氷室は、マモンの苦悶の表情と、悠真の言葉を照合した。
(【観測対象:氷室咲】:現在の思考:『マモンが逃亡する前に、その貢物魔石を回収しなければならない。これは特対庁の極秘資金源となる!』)
情報と利益の独占欲に駆られた氷室は、即座に戦闘態勢から回収態勢に思考を切り替えた。
「分かった、天野!あなたはマモンを足止めしろ!私は、奴の貢物を回収する!」
氷室はマモンへの攻撃を止め、凍りついた金塊の山に発生している魔力反応を追って、その深部へと滑り込んでいった。
2. 二人目の救済
氷室咲が視界から消えた瞬間、悠真はマモンへの魔力供給を一気に最大化した。
「逃げるな、マモン。お前の堕天の真の原因は、『誰も自分の価値を認めない』という強すぎる強欲だ。しかし、俺の図書館は知っている。お前はかつて、その富と知識で天使界の経済を支えた至高の調停者だった」
悠真が天使時代の真の功績を指摘すると、マモンを縛り付けていた悪魔の魔力が、嫉妬の時よりも早く崩壊し始めた。
「う、嘘よ……私が欲しかったのは、認められる価値だけ……」
マモンの豪華絢爛なドレスが、レヴィアと同じく、純白のローブへと変わっていく。彼女の背中にあった黒い羽根は、金色の光を放つ豊穣の羽根へと変化した。
【スキル:天使の図書館(全知の瞳)——堕天魂の浄化完了】
【悪魔卿マモン(元大天使バルクァン級)の魔力、スキル、記憶の吸収を開始】
激痛と共に、マモンの強大な力が悠真の肉体へ流れ込む。
【天野悠真:ランク C級に昇格】
【筋力:D+ → C】
【魔力:C → B+】
【新規習得スキル:『経済解析』(物質の価値と流れを完全に把握する)】
悠真は、C級ランカーの壁を完全に突破した。
3. ハーレムの拡大
天使に戻ったマモン、すなわちバルクァンは、その場に静かに跪いた。彼女の瞳には、金銭への欲望ではなく、純粋な崇拝の光が宿っていた。
「ああ……我が主よ。貴方の知識こそ、世界最高の財宝です。このバルクァン、貴方の富と経済を完全に掌握し、貴方の野望のために捧げます」
悠真がバルクァンを立たせた直後、金塊の奥から、回収に成功した氷室咲が戻ってきた。
「天野!貢物魔石を回収したわ!そしてマモンは……」
氷室が見たのは、マモンがいた場所に座り込む、もう一人の見慣れない美しい女性だった。
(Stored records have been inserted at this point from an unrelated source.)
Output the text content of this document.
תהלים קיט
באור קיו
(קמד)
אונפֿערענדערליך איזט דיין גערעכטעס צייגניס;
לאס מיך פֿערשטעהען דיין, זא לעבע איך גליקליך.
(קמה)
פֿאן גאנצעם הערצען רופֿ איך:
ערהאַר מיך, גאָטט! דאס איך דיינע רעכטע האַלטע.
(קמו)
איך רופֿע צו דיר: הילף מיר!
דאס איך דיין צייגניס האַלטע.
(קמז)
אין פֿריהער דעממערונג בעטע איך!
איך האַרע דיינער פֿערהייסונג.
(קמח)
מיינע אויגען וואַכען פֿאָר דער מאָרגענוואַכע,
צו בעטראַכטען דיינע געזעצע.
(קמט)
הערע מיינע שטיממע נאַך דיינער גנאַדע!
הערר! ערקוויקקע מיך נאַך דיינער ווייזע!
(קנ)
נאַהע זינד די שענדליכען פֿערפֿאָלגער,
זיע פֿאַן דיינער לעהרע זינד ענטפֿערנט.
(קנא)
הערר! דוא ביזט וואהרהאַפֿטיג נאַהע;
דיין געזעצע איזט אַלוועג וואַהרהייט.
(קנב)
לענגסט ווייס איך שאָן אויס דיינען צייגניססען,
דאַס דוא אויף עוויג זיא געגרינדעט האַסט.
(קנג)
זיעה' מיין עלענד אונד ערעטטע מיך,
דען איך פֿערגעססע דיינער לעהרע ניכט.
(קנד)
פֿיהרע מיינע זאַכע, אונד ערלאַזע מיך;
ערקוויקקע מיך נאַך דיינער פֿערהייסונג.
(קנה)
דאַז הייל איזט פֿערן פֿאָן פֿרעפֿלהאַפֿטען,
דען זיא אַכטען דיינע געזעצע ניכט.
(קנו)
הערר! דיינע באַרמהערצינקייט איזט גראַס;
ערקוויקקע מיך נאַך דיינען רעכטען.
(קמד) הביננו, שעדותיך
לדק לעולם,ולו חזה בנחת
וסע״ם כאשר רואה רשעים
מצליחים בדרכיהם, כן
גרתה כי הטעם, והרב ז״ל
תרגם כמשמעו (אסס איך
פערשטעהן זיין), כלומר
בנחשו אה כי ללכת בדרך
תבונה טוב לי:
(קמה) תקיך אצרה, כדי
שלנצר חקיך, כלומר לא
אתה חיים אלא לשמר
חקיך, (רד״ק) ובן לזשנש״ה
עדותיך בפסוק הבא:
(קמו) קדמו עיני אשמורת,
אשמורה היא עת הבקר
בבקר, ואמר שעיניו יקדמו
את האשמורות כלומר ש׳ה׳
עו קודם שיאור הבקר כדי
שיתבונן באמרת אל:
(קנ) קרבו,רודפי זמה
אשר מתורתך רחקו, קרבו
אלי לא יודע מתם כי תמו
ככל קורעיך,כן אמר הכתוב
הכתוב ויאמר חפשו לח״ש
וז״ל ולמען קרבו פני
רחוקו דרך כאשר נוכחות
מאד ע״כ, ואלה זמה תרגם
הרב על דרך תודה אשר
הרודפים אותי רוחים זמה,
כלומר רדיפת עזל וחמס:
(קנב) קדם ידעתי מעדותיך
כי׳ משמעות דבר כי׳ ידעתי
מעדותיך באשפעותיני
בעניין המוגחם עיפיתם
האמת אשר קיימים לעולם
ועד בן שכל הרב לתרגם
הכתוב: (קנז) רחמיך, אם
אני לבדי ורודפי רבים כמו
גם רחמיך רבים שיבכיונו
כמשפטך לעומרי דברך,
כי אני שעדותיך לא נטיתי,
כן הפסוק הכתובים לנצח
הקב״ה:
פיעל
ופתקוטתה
「彼女も、レヴィアと同じくマモンの被験者だったようです。マモンは、自分の魔力源が破壊される前に、どこかへ逃亡しました。だが、俺たちの任務は成功です。氷室さん」
悠前は、バルクァンに目配せをした。
「……私の名はバルクァン。マモンに騙され、このゲートに囚われていました。これからは、特対庁に協力し、富の管理で貢献させていただきます」バルクァンは、流暢な敬語で完璧な人間を演じきった。
氷室は、論理的な矛盾を感じつつも、目の前の莫大な貢物魔石と、優秀な協力者の出現という現実的な利益の前には、抗うことができなかった。
「……分かったわ。バルクァン、あなたの力が必要だ。そして天野、あなたは今、我々の計画を最も早く進めている。あなたの知識の対価として、非公開のS級ゲート情報を提供するわ」
悠真は、二人目の元悪魔卿をハーレムに加え、C級へと昇格した。彼の成り上がりと、悪魔卿救済のサイクルは、さらに加速していく。